An Optimal Physiologic Model for Study of Murine Cardiac Function Under Inhalational Anesthesia

Christakis Constantinides¹, Richard Mean¹, Laurence W. Hedlund²

While cardiac mechanical functional studies initially focused on large mammals and the human, the mouse emerged as the preferred animal species for research in recent years. Albeit evidence supports that bioenergetically and hemodynamically the mouse scales linearly with larger mammals and humans, important physiological questions still remain for the appropriateness of this model for extrapolation of conclusions to man. Since the complete characterization of the mouse and human genomes in 2002 and 2003 respectively, there has been a plethora of transgenic mouse studies targeting the cardiovascular system. Equally important were non-invasive imaging studies of such animals for phenotypic and genotypic screening, often conducted under inhalational anesthesia.
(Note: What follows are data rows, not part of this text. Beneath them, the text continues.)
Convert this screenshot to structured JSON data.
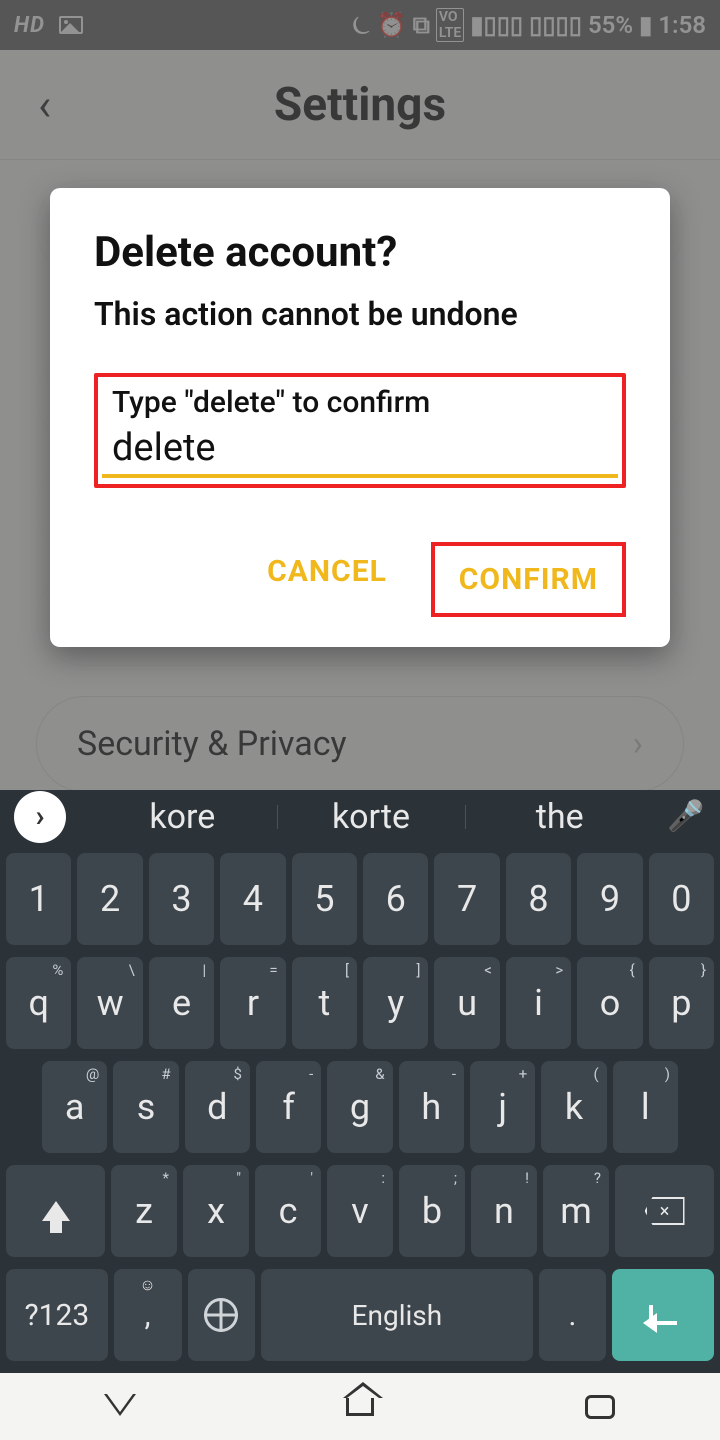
{
  "status": {
    "hd": "HD",
    "battery": "55%",
    "time": "1:58"
  },
  "header": {
    "title": "Settings"
  },
  "list": {
    "securityPrivacy": "Security & Privacy"
  },
  "dialog": {
    "title": "Delete account?",
    "subtitle": "This action cannot be undone",
    "inputLabel": "Type \"delete\" to confirm",
    "inputValue": "delete",
    "cancel": "CANCEL",
    "confirm": "CONFIRM"
  },
  "keyboard": {
    "suggestions": [
      "kore",
      "korte",
      "the"
    ],
    "row1": [
      "1",
      "2",
      "3",
      "4",
      "5",
      "6",
      "7",
      "8",
      "9",
      "0"
    ],
    "row2": [
      {
        "k": "q",
        "s": "%"
      },
      {
        "k": "w",
        "s": "\\"
      },
      {
        "k": "e",
        "s": "|"
      },
      {
        "k": "r",
        "s": "="
      },
      {
        "k": "t",
        "s": "["
      },
      {
        "k": "y",
        "s": "]"
      },
      {
        "k": "u",
        "s": "<"
      },
      {
        "k": "i",
        "s": ">"
      },
      {
        "k": "o",
        "s": "{"
      },
      {
        "k": "p",
        "s": "}"
      }
    ],
    "row3": [
      {
        "k": "a",
        "s": "@"
      },
      {
        "k": "s",
        "s": "#"
      },
      {
        "k": "d",
        "s": "$"
      },
      {
        "k": "f",
        "s": "-"
      },
      {
        "k": "g",
        "s": "&"
      },
      {
        "k": "h",
        "s": "-"
      },
      {
        "k": "j",
        "s": "+"
      },
      {
        "k": "k",
        "s": "("
      },
      {
        "k": "l",
        "s": ")"
      }
    ],
    "row4": [
      {
        "k": "z",
        "s": "*"
      },
      {
        "k": "x",
        "s": "\""
      },
      {
        "k": "c",
        "s": "'"
      },
      {
        "k": "v",
        "s": ":"
      },
      {
        "k": "b",
        "s": ";"
      },
      {
        "k": "n",
        "s": "!"
      },
      {
        "k": "m",
        "s": "?"
      }
    ],
    "symKey": "?123",
    "comma": ",",
    "space": "English",
    "period": "."
  }
}
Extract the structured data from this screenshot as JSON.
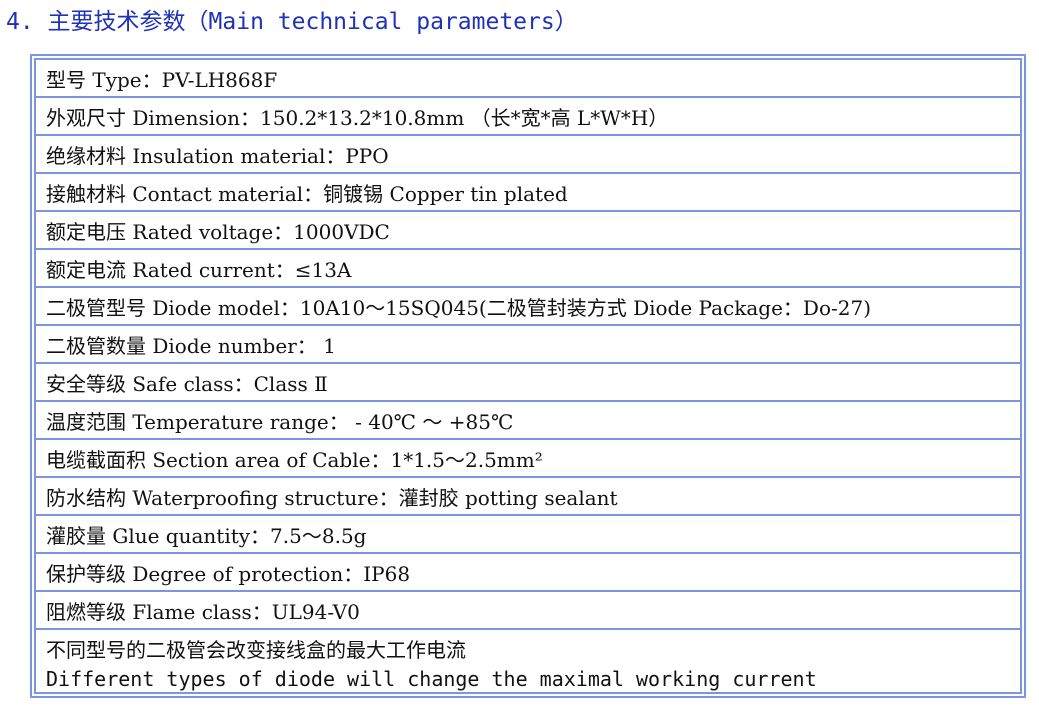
{
  "section": {
    "title": "4. 主要技术参数（Main technical parameters）"
  },
  "rows": [
    "型号 Type：PV-LH868F",
    "外观尺寸 Dimension：150.2*13.2*10.8mm （长*宽*高 L*W*H）",
    "绝缘材料 Insulation material：PPO",
    "接触材料 Contact material：铜镀锡 Copper tin plated",
    "额定电压 Rated voltage：1000VDC",
    "额定电流 Rated current：≤13A",
    "二极管型号 Diode model：10A10～15SQ045(二极管封装方式 Diode Package：Do-27)",
    "二极管数量 Diode number： 1",
    "安全等级 Safe class：Class Ⅱ",
    "温度范围 Temperature range： - 40℃ ～ +85℃",
    "电缆截面积 Section area of Cable：1*1.5～2.5mm²",
    "防水结构 Waterproofing structure：灌封胶 potting sealant",
    "灌胶量 Glue quantity：7.5～8.5g",
    "保护等级 Degree of protection：IP68",
    "阻燃等级 Flame class：UL94-V0"
  ],
  "note": {
    "line_cn": "不同型号的二极管会改变接线盒的最大工作电流",
    "line_en": "Different types of diode will change the maximal working current"
  },
  "colors": {
    "heading": "#1f31b8",
    "border": "#7d93e8",
    "text": "#111111"
  }
}
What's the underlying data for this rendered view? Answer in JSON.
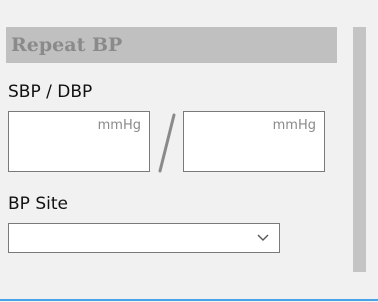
{
  "section": {
    "title": "Repeat BP"
  },
  "bp": {
    "label": "SBP / DBP",
    "sbp": {
      "unit": "mmHg",
      "value": ""
    },
    "separator": "/",
    "dbp": {
      "unit": "mmHg",
      "value": ""
    }
  },
  "site": {
    "label": "BP Site",
    "selected": ""
  },
  "icons": {
    "chevron": "chevron-down-icon"
  },
  "colors": {
    "header_bg": "#c0c0c0",
    "header_text": "#8a8a8a",
    "scrollbar": "#c4c4c4",
    "accent_line": "#4aa3e8"
  }
}
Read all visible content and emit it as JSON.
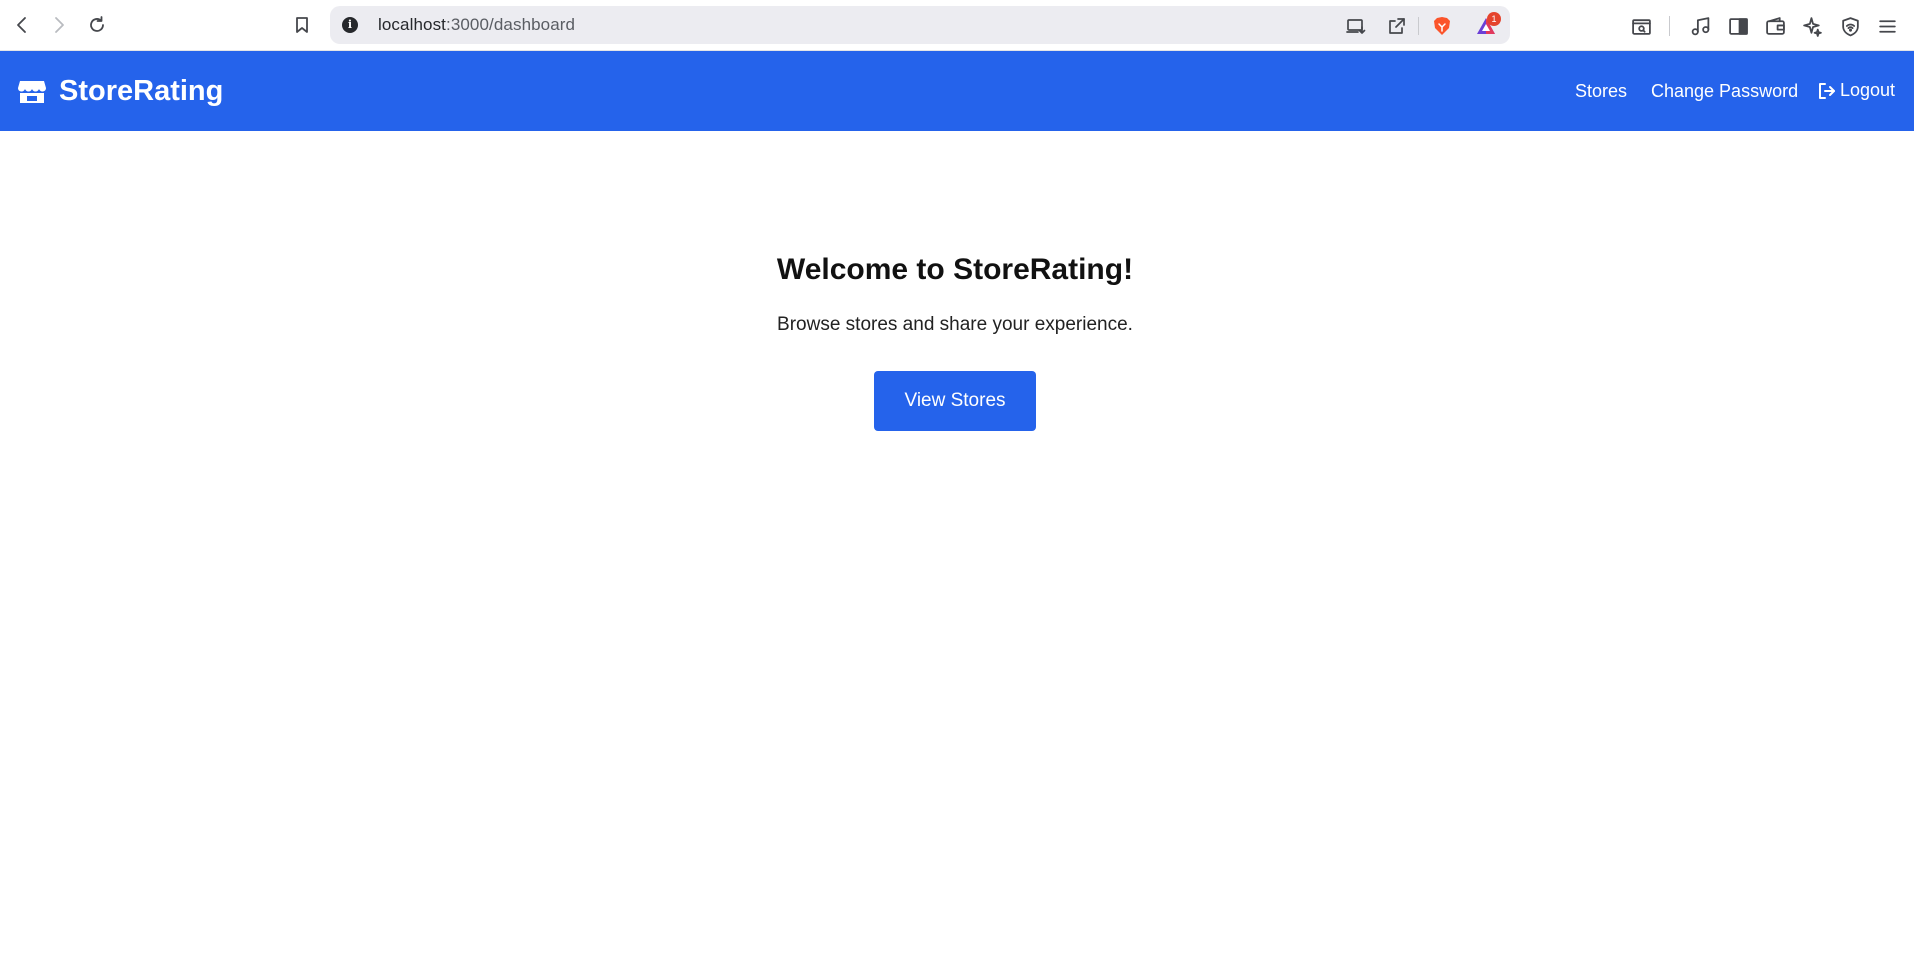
{
  "browser": {
    "url_host": "localhost",
    "url_path": ":3000/dashboard",
    "notification_count": "1",
    "icons": [
      "back-icon",
      "forward-icon",
      "reload-icon",
      "bookmark-icon",
      "site-info-icon",
      "install-app-icon",
      "share-icon",
      "brave-shields-icon",
      "brave-rewards-icon",
      "tab-search-icon",
      "media-icon",
      "sidebar-icon",
      "wallet-icon",
      "leo-ai-icon",
      "vpn-icon",
      "menu-icon"
    ]
  },
  "navbar": {
    "brand": "StoreRating",
    "links": {
      "stores": "Stores",
      "change_password": "Change Password",
      "logout": "Logout"
    },
    "color": "#2563eb"
  },
  "main": {
    "title": "Welcome to StoreRating!",
    "subtitle": "Browse stores and share your experience.",
    "button_label": "View Stores"
  }
}
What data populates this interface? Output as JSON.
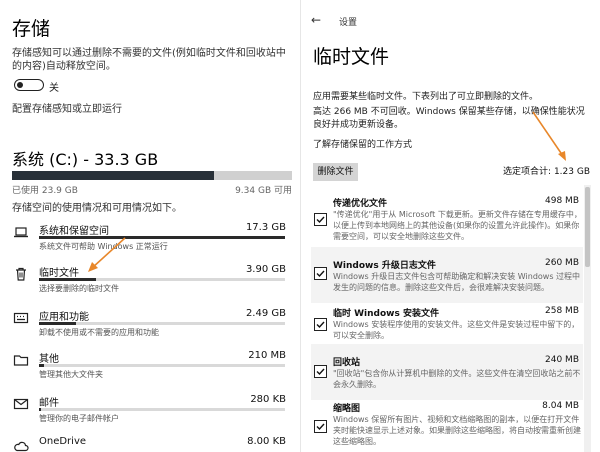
{
  "left": {
    "title": "存储",
    "sense_desc": "存储感知可以通过删除不需要的文件(例如临时文件和回收站中的内容)自动释放空间。",
    "toggle_label": "关",
    "config_link": "配置存储感知或立即运行",
    "drive_title": "系统 (C:) - 33.3 GB",
    "used": "已使用 23.9 GB",
    "available": "9.34 GB 可用",
    "drive_used_fraction": 0.72,
    "usage_desc": "存储空间的使用情况和可用情况如下。",
    "categories": [
      {
        "icon": "laptop-icon",
        "name": "系统和保留空间",
        "size": "17.3 GB",
        "sub": "系统文件可帮助 Windows 正常运行",
        "fraction": 1.0
      },
      {
        "icon": "trash-icon",
        "name": "临时文件",
        "size": "3.90 GB",
        "sub": "选择要删除的临时文件",
        "fraction": 0.23
      },
      {
        "icon": "keyboard-icon",
        "name": "应用和功能",
        "size": "2.49 GB",
        "sub": "卸载不使用或不需要的应用和功能",
        "fraction": 0.15
      },
      {
        "icon": "folder-icon",
        "name": "其他",
        "size": "210 MB",
        "sub": "管理其他大文件夹",
        "fraction": 0.02
      },
      {
        "icon": "mail-icon",
        "name": "邮件",
        "size": "280 KB",
        "sub": "管理你的电子邮件帐户",
        "fraction": 0.01
      },
      {
        "icon": "cloud-icon",
        "name": "OneDrive",
        "size": "8.00 KB",
        "sub": "",
        "fraction": 0.0
      }
    ]
  },
  "right": {
    "back_glyph": "←",
    "settings_label": "设置",
    "title": "临时文件",
    "desc1": "应用需要某些临时文件。下表列出了可立即删除的文件。",
    "desc2": "高达 266 MB 不可回收。Windows 保留某些存储，以确保性能状况良好并成功更新设备。",
    "link": "了解存储保留的工作方式",
    "delete_button": "删除文件",
    "total": "选定项合计: 1.23 GB",
    "files": [
      {
        "name": "传递优化文件",
        "size": "498 MB",
        "desc": "\"传递优化\"用于从 Microsoft 下载更新。更新文件存储在专用缓存中，以便上传到本地网络上的其他设备(如果你的设置允许此操作)。如果你需要空间，可以安全地删除这些文件。",
        "checked": true
      },
      {
        "name": "Windows 升级日志文件",
        "size": "260 MB",
        "desc": "Windows 升级日志文件包含可帮助确定和解决安装 Windows 过程中发生的问题的信息。删除这些文件后，会很难解决安装问题。",
        "checked": true
      },
      {
        "name": "临时 Windows 安装文件",
        "size": "258 MB",
        "desc": "Windows 安装程序使用的安装文件。这些文件是安装过程中留下的，可以安全删除。",
        "checked": true
      },
      {
        "name": "回收站",
        "size": "240 MB",
        "desc": "\"回收站\"包含你从计算机中删除的文件。这些文件在清空回收站之前不会永久删除。",
        "checked": true
      },
      {
        "name": "缩略图",
        "size": "8.04 MB",
        "desc": "Windows 保留所有图片、视频和文档缩略图的副本，以便在打开文件夹时能快速显示上述对象。如果删除这些缩略图，将自动按需重新创建这些缩略图。",
        "checked": true
      }
    ]
  }
}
Anesthetics, however, are known to cause severe cardio-depression with adverse physiological effects on hormonal release, centrally to the heart and peripherally to the vasculature, at the cellular level, affecting calcium entry through L-type Ca2+ channels, the calcium binding sensitivity of the contractile proteins to calcium, and on conduction and excitability. The objective of this study was to determine the isoflurane dose in normal mice for optimal physiological status (respiration, cardiac function, and metabolism) for a period of 1-2 hours post-induction, facilitating migration of such work to the non-invasive imaging platform of MRI, with tremendous potential for future basic science towards the phenotypic screening of transgenic mice and translational research.